SpikGPT: A High-Accuracy and Interpretable Spiking Attention Framework for Single-Cell Annotation
Department of Biomedical Informatics, Emory University | Department of Surgery, Duke University
The 30-Second View
IN SHORT: This paper addresses the core challenge of robust single-cell annotation across heterogeneous datasets with batch effects and the critical need to identify previously unseen cell populations.
Innovation (TL;DR)
- Methodology First integration of spiking neural networks with transformer architecture for single-cell analysis, using Leaky Integrate-and-Fire (LIF) neurons in a multi-head Spiking Self-Attention mechanism for energy-efficient computation.

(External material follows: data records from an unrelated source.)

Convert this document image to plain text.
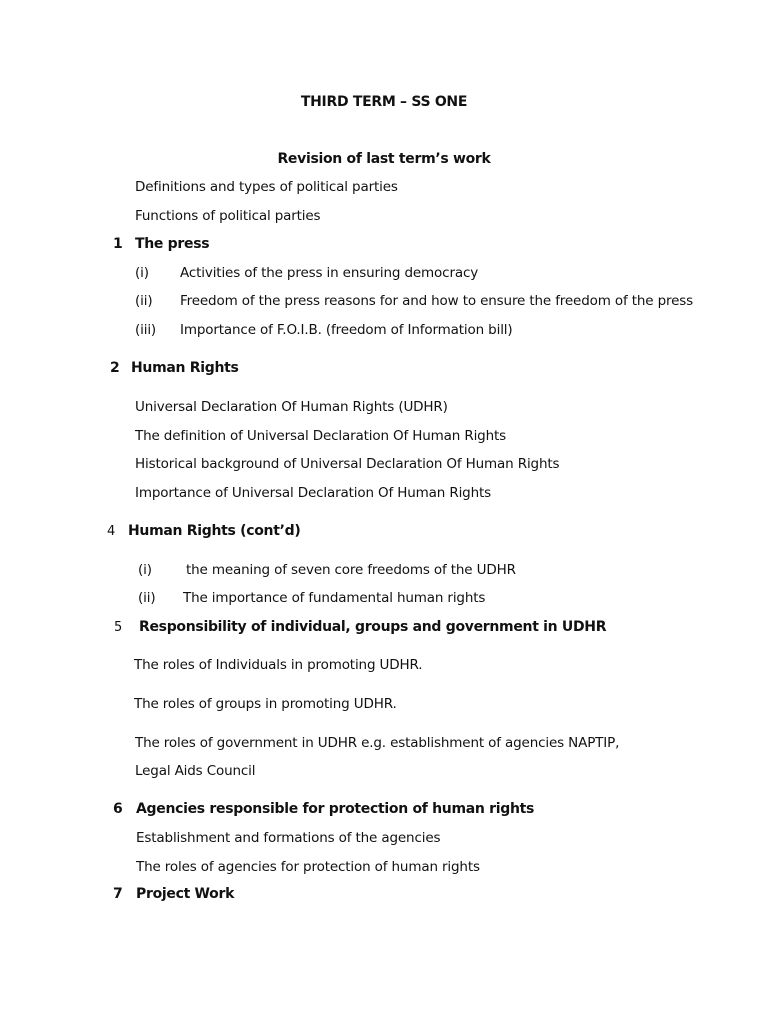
THIRD TERM – SS ONE
Revision of last term’s work
Definitions and types of political parties
Functions of political parties
1 The press
(i) Activities of the press in ensuring democracy
(ii) Freedom of the press reasons for and how to ensure the freedom of the press
(iii) Importance of F.O.I.B. (freedom of Information bill)
2 Human Rights
Universal Declaration Of Human Rights (UDHR)
The definition of Universal Declaration Of Human Rights
Historical background of Universal Declaration Of Human Rights
Importance of Universal Declaration Of Human Rights
4 Human Rights (cont’d)
(i)	the meaning of seven core freedoms of the UDHR
(ii) The importance of fundamental human rights
5 Responsibility of individual, groups and government in UDHR
The roles of Individuals in promoting UDHR.
The roles of groups in promoting UDHR.
The roles of government in UDHR e.g. establishment of agencies NAPTIP,
Legal Aids Council
6 Agencies responsible for protection of human rights
Establishment and formations of the agencies
The roles of agencies for protection of human rights
7 Project Work
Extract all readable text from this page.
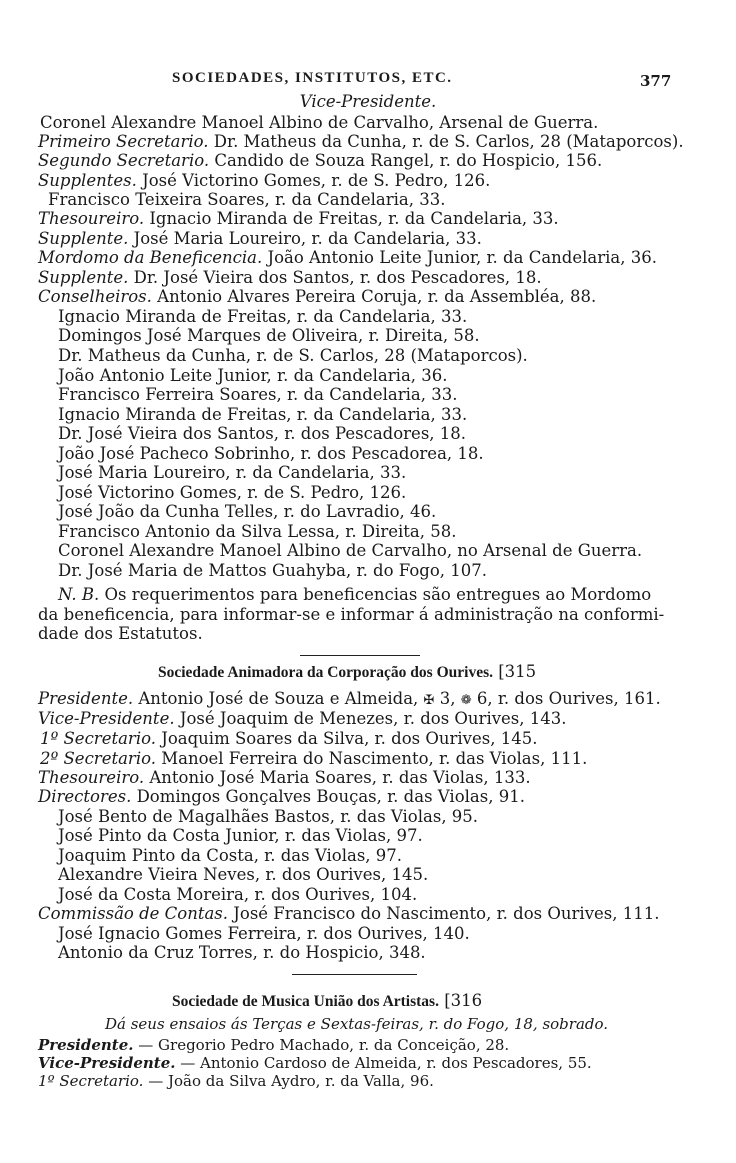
SOCIEDADES, INSTITUTOS, ETC.	377
Vice-Presidente.
Coronel Alexandre Manoel Albino de Carvalho, Arsenal de Guerra.
Primeiro Secretario. Dr. Matheus da Cunha, r. de S. Carlos, 28 (Mataporcos).
Segundo Secretario. Candido de Souza Rangel, r. do Hospicio, 156.
Supplentes. José Victorino Gomes, r. de S. Pedro, 126.
Francisco Teixeira Soares, r. da Candelaria, 33.
Thesoureiro. Ignacio Miranda de Freitas, r. da Candelaria, 33.
Supplente. José Maria Loureiro, r. da Candelaria, 33.
Mordomo da Beneficencia. João Antonio Leite Junior, r. da Candelaria, 36.
Supplente. Dr. José Vieira dos Santos, r. dos Pescadores, 18.
Conselheiros. Antonio Alvares Pereira Coruja, r. da Assembléa, 88.
Ignacio Miranda de Freitas, r. da Candelaria, 33.
Domingos José Marques de Oliveira, r. Direita, 58.
Dr. Matheus da Cunha, r. de S. Carlos, 28 (Mataporcos).
João Antonio Leite Junior, r. da Candelaria, 36.
Francisco Ferreira Soares, r. da Candelaria, 33.
Ignacio Miranda de Freitas, r. da Candelaria, 33.
Dr. José Vieira dos Santos, r. dos Pescadores, 18.
João José Pacheco Sobrinho, r. dos Pescadorea, 18.
José Maria Loureiro, r. da Candelaria, 33.
José Victorino Gomes, r. de S. Pedro, 126.
José João da Cunha Telles, r. do Lavradio, 46.
Francisco Antonio da Silva Lessa, r. Direita, 58.
Coronel Alexandre Manoel Albino de Carvalho, no Arsenal de Guerra.
Dr. José Maria de Mattos Guahyba, r. do Fogo, 107.
N. B. Os requerimentos para beneficencias são entregues ao Mordomo
da beneficencia, para informar-se e informar á administração na conformi-
dade dos Estatutos.
Sociedade Animadora da Corporação dos Ourives. [315
Presidente. Antonio José de Souza e Almeida, ✠ 3, ❁ 6, r. dos Ourives, 161.
Vice-Presidente. José Joaquim de Menezes, r. dos Ourives, 143.
1º Secretario. Joaquim Soares da Silva, r. dos Ourives, 145.
2º Secretario. Manoel Ferreira do Nascimento, r. das Violas, 111.
Thesoureiro. Antonio José Maria Soares, r. das Violas, 133.
Directores. Domingos Gonçalves Bouças, r. das Violas, 91.
José Bento de Magalhães Bastos, r. das Violas, 95.
José Pinto da Costa Junior, r. das Violas, 97.
Joaquim Pinto da Costa, r. das Violas, 97.
Alexandre Vieira Neves, r. dos Ourives, 145.
José da Costa Moreira, r. dos Ourives, 104.
Commissão de Contas. José Francisco do Nascimento, r. dos Ourives, 111.
José Ignacio Gomes Ferreira, r. dos Ourives, 140.
Antonio da Cruz Torres, r. do Hospicio, 348.
Sociedade de Musica União dos Artistas. [316
Dá seus ensaios ás Terças e Sextas-feiras, r. do Fogo, 18, sobrado.
Presidente. — Gregorio Pedro Machado, r. da Conceição, 28.
Vice-Presidente. — Antonio Cardoso de Almeida, r. dos Pescadores, 55.
1º Secretario. — João da Silva Aydro, r. da Valla, 96.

- Methodology Novel two-step embedding expansion strategy: repeating cell embeddings along feature channels (default m=300) and temporal dimensions (default T=4) to enhance representation richness and training stability.
- Biology Confidence-based rejection mechanism that successfully identifies 97% of unseen 'alpha cells' as 'Unknown' in pancreas datasets, enabling robust detection of novel cell types absent from training data.
Key conclusions
- SpikGPT achieves accuracy of 0.991 on SAHR dataset and 0.920 on HLCA dataset, outperforming or matching 8 benchmark methods including scGPT, CCA, and scPred.

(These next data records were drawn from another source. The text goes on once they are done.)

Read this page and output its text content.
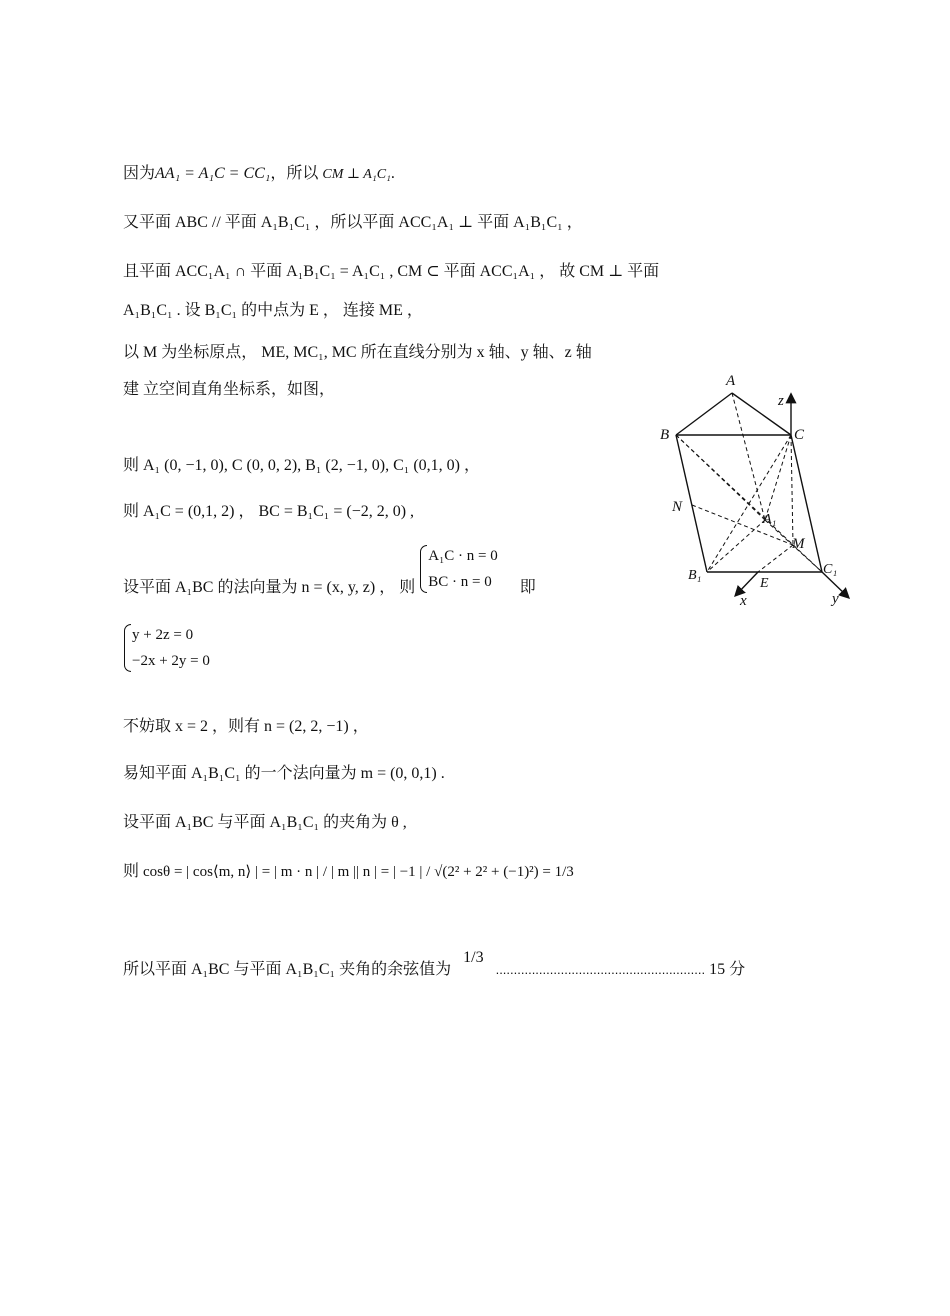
因为AA₁ = A₁C = CC₁，所以 CM ⊥ A₁C₁.
又平面 ABC // 平面 A₁B₁C₁ ，所以平面 ACC₁A₁ ⊥ 平面 A₁B₁C₁ ，
且平面 ACC₁A₁ ∩ 平面 A₁B₁C₁ = A₁C₁ , CM ⊂ 平面 ACC₁A₁ ， 故 CM ⊥ 平面
A₁B₁C₁ . 设 B₁C₁ 的中点为 E ， 连接 ME ，
以 M 为坐标原点， ME, MC₁, MC 所在直线分别为 x 轴、y 轴、z 轴
建 立空间直角坐标系，如图，
则 A₁ (0, −1, 0), C (0, 0, 2), B₁ (2, −1, 0), C₁ (0,1, 0) ，
则 A₁C = (0,1, 2) ， BC = B₁C₁ = (−2, 2, 0) ,
设平面 A₁BC 的法向量为 n = (x, y, z) ， 则
A₁C · n = 0
BC · n = 0	即
y + 2z = 0
−2x + 2y = 0
不妨取 x = 2 ，则有 n = (2, 2, −1) ，
易知平面 A₁B₁C₁ 的一个法向量为 m = (0, 0,1) .
设平面 A₁BC 与平面 A₁B₁C₁ 的夹角为 θ ,
则 cosθ = | cos⟨m, n⟩ | = | m · n | / | m || n | = | −1 | / √(2² + 2² + (−1)²) = 1/3
所以平面 A₁BC 与平面 A₁B₁C₁ 夹角的余弦值为 1/3 .......................................................... 15 分
A
B	C
N
A₁
M
B₁
E
C₁
x	y
z
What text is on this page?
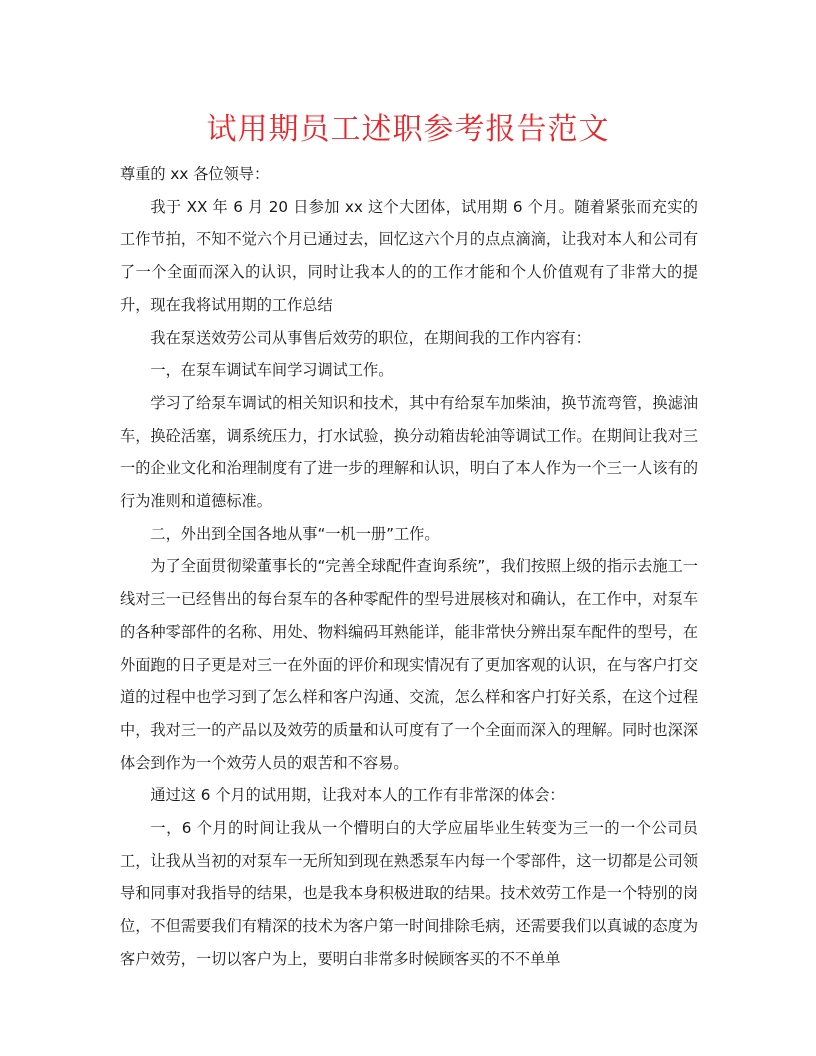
试用期员工述职参考报告范文

尊重的 xx 各位领导：

我于 XX 年 6 月 20 日参加 xx 这个大团体，试用期 6 个月。随着紧张而充实的工作节拍，不知不觉六个月已通过去，回忆这六个月的点点滴滴，让我对本人和公司有了一个全面而深入的认识，同时让我本人的的工作才能和个人价值观有了非常大的提升，现在我将试用期的工作总结

我在泵送效劳公司从事售后效劳的职位，在期间我的工作内容有：

一，在泵车调试车间学习调试工作。

学习了给泵车调试的相关知识和技术，其中有给泵车加柴油，换节流弯管，换滤油车，换砼活塞，调系统压力，打水试验，换分动箱齿轮油等调试工作。在期间让我对三一的企业文化和治理制度有了进一步的理解和认识，明白了本人作为一个三一人该有的行为准则和道德标准。

二，外出到全国各地从事“一机一册”工作。

为了全面贯彻梁董事长的“完善全球配件查询系统”，我们按照上级的指示去施工一线对三一已经售出的每台泵车的各种零配件的型号进展核对和确认，在工作中，对泵车的各种零部件的名称、用处、物料编码耳熟能详，能非常快分辨出泵车配件的型号，在外面跑的日子更是对三一在外面的评价和现实情况有了更加客观的认识，在与客户打交道的过程中也学习到了怎么样和客户沟通、交流，怎么样和客户打好关系，在这个过程中，我对三一的产品以及效劳的质量和认可度有了一个全面而深入的理解。同时也深深体会到作为一个效劳人员的艰苦和不容易。

通过这 6 个月的试用期，让我对本人的工作有非常深的体会：

一，6 个月的时间让我从一个懵明白的大学应届毕业生转变为三一的一个公司员工，让我从当初的对泵车一无所知到现在熟悉泵车内每一个零部件，这一切都是公司领导和同事对我指导的结果，也是我本身积极进取的结果。技术效劳工作是一个特别的岗位，不但需要我们有精深的技术为客户第一时间排除毛病，还需要我们以真诚的态度为客户效劳，一切以客户为上，要明白非常多时候顾客买的不不单单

- The model demonstrates superior robustness to batch effects, maintaining macro F1-score of 0.711 on heterogeneous HLCA data where traditional methods like SingleR drop to 0.207 F1-score.
- SpikGPT successfully identifies 97% of unseen 'alpha cells' as 'Unknown' using confidence thresholding (p<0.05), enabling reliable detection of novel cell populations.
Abstract: Accurate and scalable cell type annotation remains a challenge in single-cell transcriptomics, especially when datasets exhibit strong batch effects or contain previously unseen cell populations. Here we introduce SpikGPT, a hybrid deep learning framework that integrates scGPT-derived cell embeddings with a spiking Transformer architecture to achieve efficient and robust annotation. scGPT provides biologically informed dense representations of each cell, which are further processed by a multi-head Spiking Self-Attention mechanism, energy-efficient feature extraction. Across multiple benchmark datasets, SpikGPT consistently matches or exceeds the performance of leading annotation tools. Notably, SpikGPT uniquely identifies unseen cell types by assigning low-confidence predictions to an 'Unknown' category, allowing accurate rejection of cell states absent from the training reference. Together, these results demonstrate that SpikGPT is a versatile and reliable annotation tool capable of generalizing across datasets, resolving complex cellular heterogeneity, and facilitating discovery of novel or disease-associated cell populations.